At this time, the district is reviewing alternative opt-in coverage which might be less expensive and/or provide higher benefits. The decision whether to adopt a private alternative is subject to the recommendation of Highline’s Benefits Advisory Committee and subsequent adoption by the School Board. Some members may already be covered privately through the NEA Long-Term Care Program or another private insurance option.

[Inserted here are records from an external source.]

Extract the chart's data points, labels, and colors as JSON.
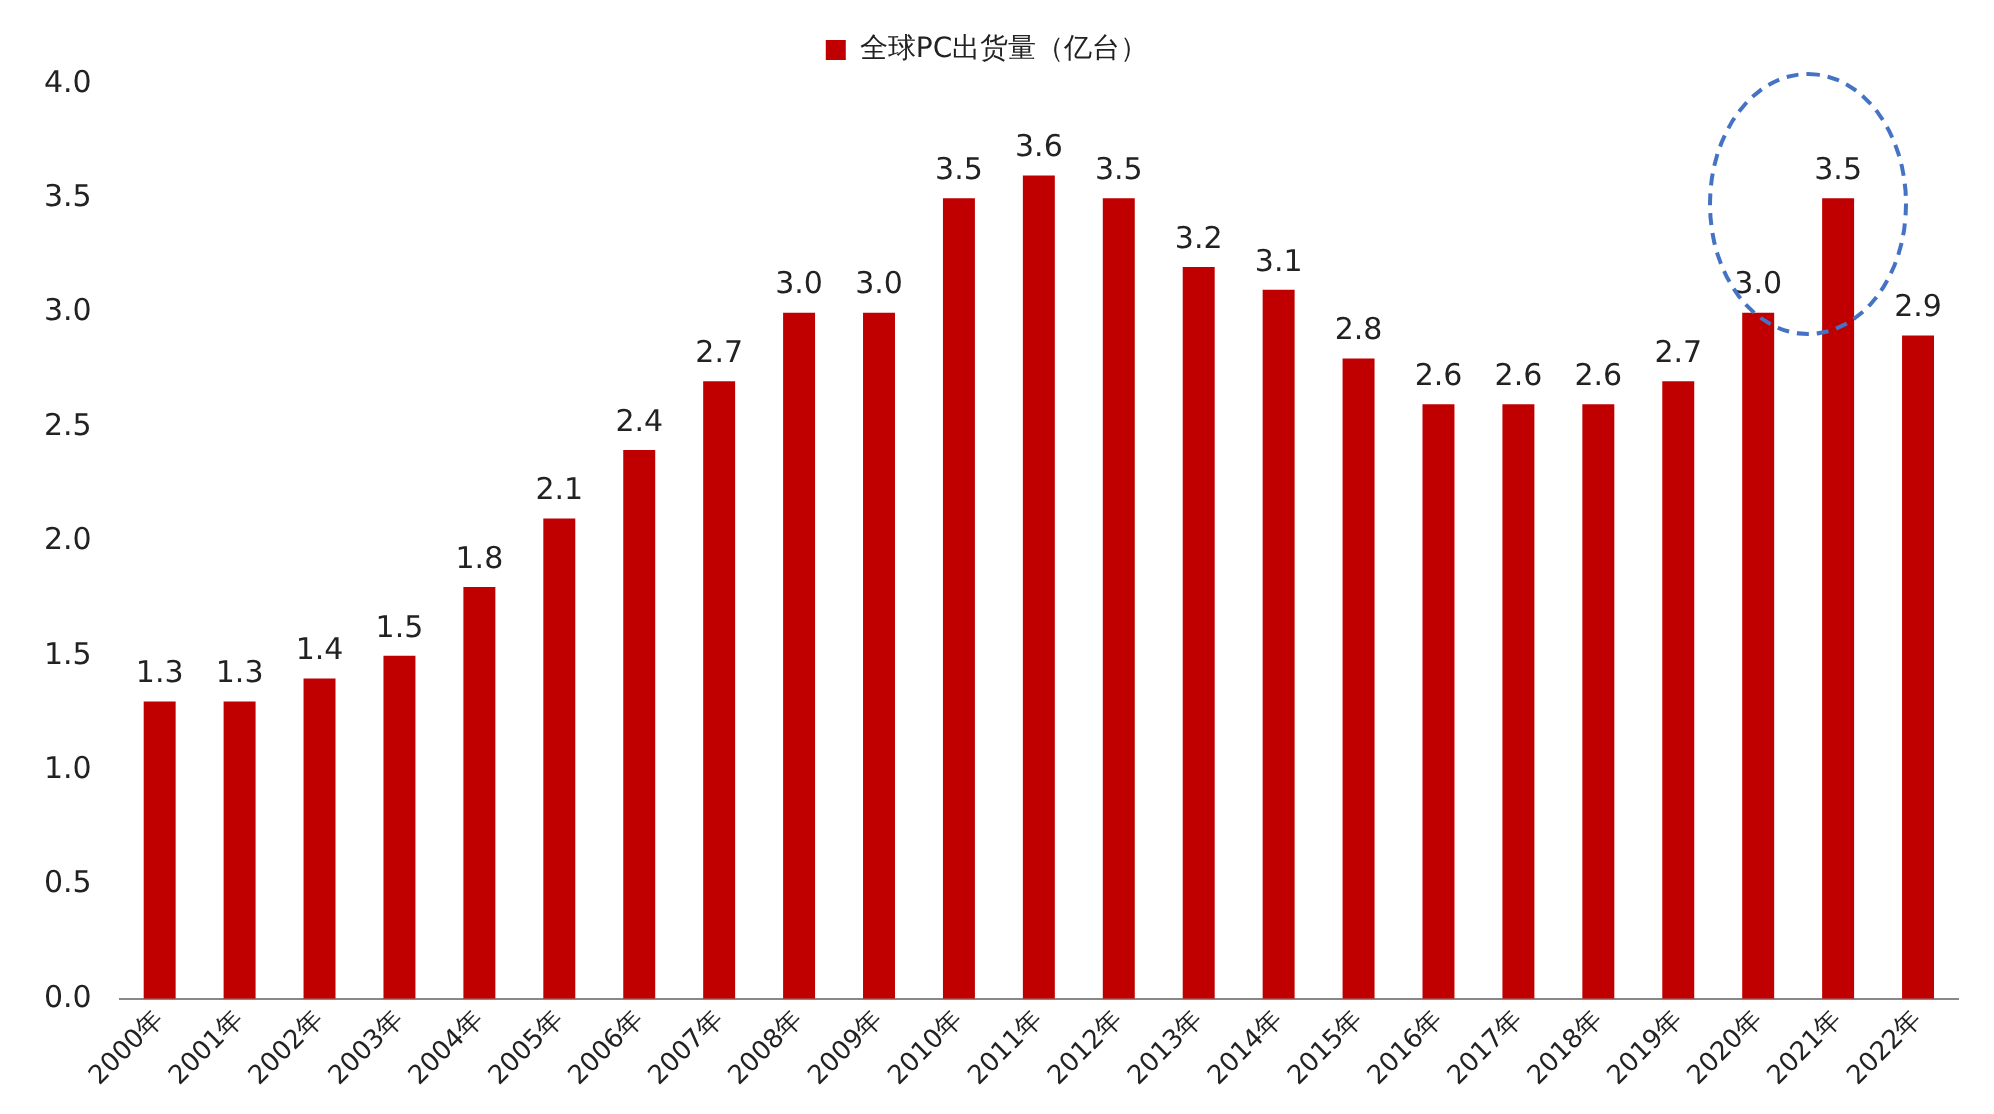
{
  "chart_data": {
    "type": "bar",
    "categories": [
      "2000年",
      "2001年",
      "2002年",
      "2003年",
      "2004年",
      "2005年",
      "2006年",
      "2007年",
      "2008年",
      "2009年",
      "2010年",
      "2011年",
      "2012年",
      "2013年",
      "2014年",
      "2015年",
      "2016年",
      "2017年",
      "2018年",
      "2019年",
      "2020年",
      "2021年",
      "2022年"
    ],
    "series": [
      {
        "name": "全球PC出货量（亿台）",
        "color": "#c00000",
        "values": [
          1.3,
          1.3,
          1.4,
          1.5,
          1.8,
          2.1,
          2.4,
          2.7,
          3.0,
          3.0,
          3.5,
          3.6,
          3.5,
          3.2,
          3.1,
          2.8,
          2.6,
          2.6,
          2.6,
          2.7,
          3.0,
          3.5,
          2.9
        ],
        "value_labels": [
          "1.3",
          "1.3",
          "1.4",
          "1.5",
          "1.8",
          "2.1",
          "2.4",
          "2.7",
          "3.0",
          "3.0",
          "3.5",
          "3.6",
          "3.5",
          "3.2",
          "3.1",
          "2.8",
          "2.6",
          "2.6",
          "2.6",
          "2.7",
          "3.0",
          "3.5",
          "2.9"
        ]
      }
    ],
    "ylim": [
      0,
      4
    ],
    "yticks": [
      {
        "value": 0,
        "label": "0.0"
      },
      {
        "value": 0.5,
        "label": "0.5"
      },
      {
        "value": 1,
        "label": "1.0"
      },
      {
        "value": 1.5,
        "label": "1.5"
      },
      {
        "value": 2,
        "label": "2.0"
      },
      {
        "value": 2.5,
        "label": "2.5"
      },
      {
        "value": 3,
        "label": "3.0"
      },
      {
        "value": 3.5,
        "label": "3.5"
      },
      {
        "value": 4,
        "label": "4.0"
      }
    ],
    "grid": false,
    "legend": "top"
  }
}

So please plan ahead. Those with an approved private Long Term Care insurance plan in place before November 1, 2021 may apply for an exemption from the state payroll deduction or coordinate the private benefits as a supplement to the WA Cares program. If you decide to opt out of the state plan, you should know this is a permanent decision and cannot be changed even if you change employers. WEA members also have access to explore long-term care alternatives through a special NEA Member Benefits site designed for those considering opting out of the WA State LTC Trust Act.
Ultimately, this will be a personal financial decision which may be influenced by your remaining years of work, rates and benefits of competing plans, and your retirement plans. For those who decide to opt out of the state plan, the window to opt out runs October 1 through December 1, 2022, but members must show proof that their qualifying private long-term care insurance was purchased before Nov 1, 2021.